I was going to include a snippet from my favorite Catfish scene so you can get a sense of him, but it’s a rough draft and I’ve decided not to thrust it upon the unsuspecting. If you’d like to take a look, it’s on my personal blog. If after reading it you’d like to weigh in on whether Catfish should stay or go (given the skimpy information I’ve provided) have at it.

Have you killed off any of your characters yet and if so, what criteria did you use to make that decision?

 

 

 

 

11 thoughts on “Kat: Killing Off Catfish Deveron

  1. I kill people off all the time, even after I give them substantial roles to play. I just killed off Helga in my own WIP, and she had chapters all to herself. If you don’t need that character, s/he doesn’t have to be there. And without reading your excerpt, my best bet is that you should kill off Catfish. If you’re asking the question, you probably know the answer. But that’s just me. I’d say, put him in another book. You’ve got the setting, and you want to reuse it. You can build a series around that town and those people. So if you like him, but he’s not necessary to this story, I’d say, have him go on vacation until your next book gets started.

    • I thought of keeping him in limbo for another story, and I may do it if it makes sense. Bottom line though, he either has no ties to Reed or maybe he’s in the outback of Australia working on a project.

      Or something.

      • I loved Catfish in your earlier drafts, Kat, but I think Kay said it.
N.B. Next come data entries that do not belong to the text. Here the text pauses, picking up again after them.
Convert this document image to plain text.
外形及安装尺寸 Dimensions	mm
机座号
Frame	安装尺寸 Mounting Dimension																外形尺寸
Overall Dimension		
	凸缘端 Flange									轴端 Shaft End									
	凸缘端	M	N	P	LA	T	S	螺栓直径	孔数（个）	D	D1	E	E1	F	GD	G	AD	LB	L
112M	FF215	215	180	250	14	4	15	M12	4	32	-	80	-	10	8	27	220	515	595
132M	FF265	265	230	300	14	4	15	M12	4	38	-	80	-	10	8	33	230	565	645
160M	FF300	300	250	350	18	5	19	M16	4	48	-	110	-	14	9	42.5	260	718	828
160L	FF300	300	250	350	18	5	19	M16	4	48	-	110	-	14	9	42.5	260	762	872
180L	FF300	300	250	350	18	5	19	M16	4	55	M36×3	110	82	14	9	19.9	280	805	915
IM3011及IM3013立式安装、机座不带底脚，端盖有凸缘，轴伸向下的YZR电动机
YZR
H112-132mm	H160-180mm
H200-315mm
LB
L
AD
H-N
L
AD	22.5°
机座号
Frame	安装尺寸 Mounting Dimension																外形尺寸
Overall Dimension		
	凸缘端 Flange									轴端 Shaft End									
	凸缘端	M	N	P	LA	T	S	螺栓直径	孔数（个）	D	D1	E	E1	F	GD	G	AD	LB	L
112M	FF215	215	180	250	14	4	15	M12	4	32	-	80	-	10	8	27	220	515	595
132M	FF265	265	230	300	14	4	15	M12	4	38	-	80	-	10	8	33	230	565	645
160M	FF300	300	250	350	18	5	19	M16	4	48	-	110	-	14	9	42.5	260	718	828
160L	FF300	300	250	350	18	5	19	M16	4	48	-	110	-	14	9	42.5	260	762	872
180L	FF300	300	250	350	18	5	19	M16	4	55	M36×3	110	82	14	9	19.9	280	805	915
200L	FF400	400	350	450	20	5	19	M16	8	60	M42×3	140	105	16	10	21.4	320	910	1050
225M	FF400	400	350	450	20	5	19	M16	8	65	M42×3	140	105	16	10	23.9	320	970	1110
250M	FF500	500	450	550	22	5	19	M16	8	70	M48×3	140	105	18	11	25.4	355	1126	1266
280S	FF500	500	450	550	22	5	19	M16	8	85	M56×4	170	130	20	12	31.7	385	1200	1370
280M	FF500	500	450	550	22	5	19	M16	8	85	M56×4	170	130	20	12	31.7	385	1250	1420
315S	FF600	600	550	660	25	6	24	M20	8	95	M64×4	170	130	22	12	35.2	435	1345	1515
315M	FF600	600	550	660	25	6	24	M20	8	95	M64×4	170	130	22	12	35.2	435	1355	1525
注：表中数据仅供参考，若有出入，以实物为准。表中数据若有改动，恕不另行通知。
Treat the poor guy right and give him plenty of space in another book. There’s lots of construction going on in Australia right now 🙂

        I went the opposite way and added a couple of characters, something I’ve had in mind for ages but have been trying to avoid. I think it reads much better now I’ve bowed to the inevitable. I haven’t killed anyone off, but I have dialed Sasha back a lot, and taken her POV away. She’ll be back though. I changed her timeline slightly, so the scenes I’ve cut from this book should work perfectly in a later one.
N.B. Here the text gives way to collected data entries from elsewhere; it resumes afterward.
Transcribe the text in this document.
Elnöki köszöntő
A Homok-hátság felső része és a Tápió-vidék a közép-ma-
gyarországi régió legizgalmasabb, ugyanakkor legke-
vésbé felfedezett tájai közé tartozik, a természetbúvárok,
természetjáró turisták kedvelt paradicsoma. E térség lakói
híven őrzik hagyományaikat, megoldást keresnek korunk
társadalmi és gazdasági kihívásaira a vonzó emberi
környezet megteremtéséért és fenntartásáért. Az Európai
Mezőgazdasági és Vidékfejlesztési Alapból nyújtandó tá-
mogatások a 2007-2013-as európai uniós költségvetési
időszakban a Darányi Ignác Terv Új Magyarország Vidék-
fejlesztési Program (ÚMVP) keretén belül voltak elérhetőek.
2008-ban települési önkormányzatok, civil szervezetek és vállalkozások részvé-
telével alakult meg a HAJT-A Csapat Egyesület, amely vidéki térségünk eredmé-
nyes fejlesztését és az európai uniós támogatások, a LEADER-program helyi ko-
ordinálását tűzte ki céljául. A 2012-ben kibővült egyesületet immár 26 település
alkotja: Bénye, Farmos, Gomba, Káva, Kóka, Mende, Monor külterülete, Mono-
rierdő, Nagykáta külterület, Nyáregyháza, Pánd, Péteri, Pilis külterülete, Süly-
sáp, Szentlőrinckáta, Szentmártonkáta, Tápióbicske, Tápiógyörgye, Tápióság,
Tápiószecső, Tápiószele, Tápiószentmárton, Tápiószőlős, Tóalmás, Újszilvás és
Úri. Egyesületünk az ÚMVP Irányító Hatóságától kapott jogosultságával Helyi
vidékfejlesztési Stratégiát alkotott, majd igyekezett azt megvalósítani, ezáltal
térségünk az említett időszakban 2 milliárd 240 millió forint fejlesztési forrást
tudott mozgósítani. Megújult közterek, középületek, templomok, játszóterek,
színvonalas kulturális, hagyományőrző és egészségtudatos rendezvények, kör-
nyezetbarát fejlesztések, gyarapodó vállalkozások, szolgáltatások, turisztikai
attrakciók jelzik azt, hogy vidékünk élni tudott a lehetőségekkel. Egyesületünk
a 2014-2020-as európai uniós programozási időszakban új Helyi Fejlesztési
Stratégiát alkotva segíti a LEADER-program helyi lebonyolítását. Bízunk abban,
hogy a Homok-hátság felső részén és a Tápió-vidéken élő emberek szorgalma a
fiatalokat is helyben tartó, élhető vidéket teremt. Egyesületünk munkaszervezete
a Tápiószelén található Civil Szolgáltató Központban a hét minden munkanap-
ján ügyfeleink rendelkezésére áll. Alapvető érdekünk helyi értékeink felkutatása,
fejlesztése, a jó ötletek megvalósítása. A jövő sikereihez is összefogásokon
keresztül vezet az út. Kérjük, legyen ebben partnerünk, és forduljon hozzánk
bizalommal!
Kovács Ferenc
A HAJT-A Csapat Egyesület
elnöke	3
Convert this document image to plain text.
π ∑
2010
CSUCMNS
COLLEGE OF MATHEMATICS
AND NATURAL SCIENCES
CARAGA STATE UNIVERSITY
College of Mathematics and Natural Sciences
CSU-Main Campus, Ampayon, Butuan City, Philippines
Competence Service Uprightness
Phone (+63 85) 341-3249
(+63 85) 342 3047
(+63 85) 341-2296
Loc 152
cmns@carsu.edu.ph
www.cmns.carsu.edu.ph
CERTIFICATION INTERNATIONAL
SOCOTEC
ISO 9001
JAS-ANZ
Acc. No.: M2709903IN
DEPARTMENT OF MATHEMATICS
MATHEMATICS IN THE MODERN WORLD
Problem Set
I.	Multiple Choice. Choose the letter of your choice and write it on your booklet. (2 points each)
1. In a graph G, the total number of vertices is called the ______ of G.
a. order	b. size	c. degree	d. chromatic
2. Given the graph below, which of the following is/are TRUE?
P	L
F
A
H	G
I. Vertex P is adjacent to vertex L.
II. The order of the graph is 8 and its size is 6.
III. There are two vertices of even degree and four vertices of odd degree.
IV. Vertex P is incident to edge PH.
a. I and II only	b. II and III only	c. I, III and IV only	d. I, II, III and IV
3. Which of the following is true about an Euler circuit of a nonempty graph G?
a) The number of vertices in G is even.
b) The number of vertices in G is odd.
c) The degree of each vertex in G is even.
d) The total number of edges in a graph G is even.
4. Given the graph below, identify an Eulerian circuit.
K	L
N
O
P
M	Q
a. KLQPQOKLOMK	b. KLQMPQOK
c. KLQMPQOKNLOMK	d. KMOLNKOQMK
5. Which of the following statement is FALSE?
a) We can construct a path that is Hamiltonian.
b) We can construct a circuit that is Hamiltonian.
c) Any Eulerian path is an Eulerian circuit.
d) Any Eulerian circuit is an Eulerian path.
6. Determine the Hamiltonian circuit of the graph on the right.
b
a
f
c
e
    • I agree completely, Kay. Save him for another book, perhaps a smaller one, like a novella. In my case, Guy, Nate’s friend, is getting his own novella. So are Nate’s triplet sisters. Part of my reason for doing this is because they’re not blood family to Susannah, and the novel-length books I’ve planned revolve around that family, not the in-laws. Still, there are stories I want to tell for the extras, hence a novella.
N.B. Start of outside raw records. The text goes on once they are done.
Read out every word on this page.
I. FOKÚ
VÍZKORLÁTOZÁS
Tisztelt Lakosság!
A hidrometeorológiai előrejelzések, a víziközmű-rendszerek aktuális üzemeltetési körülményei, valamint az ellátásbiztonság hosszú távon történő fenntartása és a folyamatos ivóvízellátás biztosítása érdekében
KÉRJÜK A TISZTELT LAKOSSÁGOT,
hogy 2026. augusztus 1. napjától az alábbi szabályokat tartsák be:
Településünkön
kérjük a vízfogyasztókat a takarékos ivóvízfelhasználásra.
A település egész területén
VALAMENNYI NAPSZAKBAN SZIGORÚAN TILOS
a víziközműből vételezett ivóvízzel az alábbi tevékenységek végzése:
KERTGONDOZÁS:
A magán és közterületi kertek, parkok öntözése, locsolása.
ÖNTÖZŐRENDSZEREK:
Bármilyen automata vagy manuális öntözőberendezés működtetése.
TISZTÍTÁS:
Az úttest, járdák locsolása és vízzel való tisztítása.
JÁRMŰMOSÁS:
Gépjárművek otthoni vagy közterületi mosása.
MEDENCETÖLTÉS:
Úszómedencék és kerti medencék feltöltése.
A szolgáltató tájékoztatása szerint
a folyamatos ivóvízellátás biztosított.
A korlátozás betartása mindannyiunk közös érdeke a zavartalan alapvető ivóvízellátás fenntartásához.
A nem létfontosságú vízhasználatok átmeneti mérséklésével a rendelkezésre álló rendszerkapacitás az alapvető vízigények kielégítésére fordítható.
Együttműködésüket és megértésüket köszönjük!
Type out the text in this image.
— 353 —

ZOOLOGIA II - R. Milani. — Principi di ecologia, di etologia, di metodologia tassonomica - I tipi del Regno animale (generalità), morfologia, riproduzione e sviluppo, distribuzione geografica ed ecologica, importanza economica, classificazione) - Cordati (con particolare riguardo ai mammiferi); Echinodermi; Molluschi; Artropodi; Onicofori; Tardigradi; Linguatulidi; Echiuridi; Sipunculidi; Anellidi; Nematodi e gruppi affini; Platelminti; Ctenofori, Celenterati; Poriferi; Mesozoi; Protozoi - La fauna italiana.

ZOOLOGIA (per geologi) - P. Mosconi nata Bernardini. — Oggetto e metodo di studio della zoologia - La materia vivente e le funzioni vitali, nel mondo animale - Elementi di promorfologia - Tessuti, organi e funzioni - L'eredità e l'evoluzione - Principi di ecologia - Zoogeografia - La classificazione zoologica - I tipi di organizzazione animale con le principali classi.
  2. I agree with Kay – it sounds like you already know the answer about Catfish. And it is hard to say goodbye to characters you enjoy writing, so good plan to give him his own story or a big part in a future book.

    In the My Girls WIP, I discovered somewhere in the first year (during one of the McD modules) that Sarah’s father had died four years before the timeline of the book started, which answered a lot of questions about that family’s dynamics and why he was letting his wife bulldoze through his grown daughters’ lives without at least trying to stop her. It also gave said mother a motive – grief/need to protect what is left of her family. So sad as it is, sometimes killing (or at least disappearing) a character can fix ‘what’s broke’.

  3. Goodbye Catfish!

    I’ve just axed a character too (and added new ones) – it’s quite liberating once you get over the initial shock.

    • Glad to hear it’s survivable. He’s actually been off the page for awhile now, so removing him altogether shouldn’t hurt too bad. Who knows, he may end up in one of my future stories.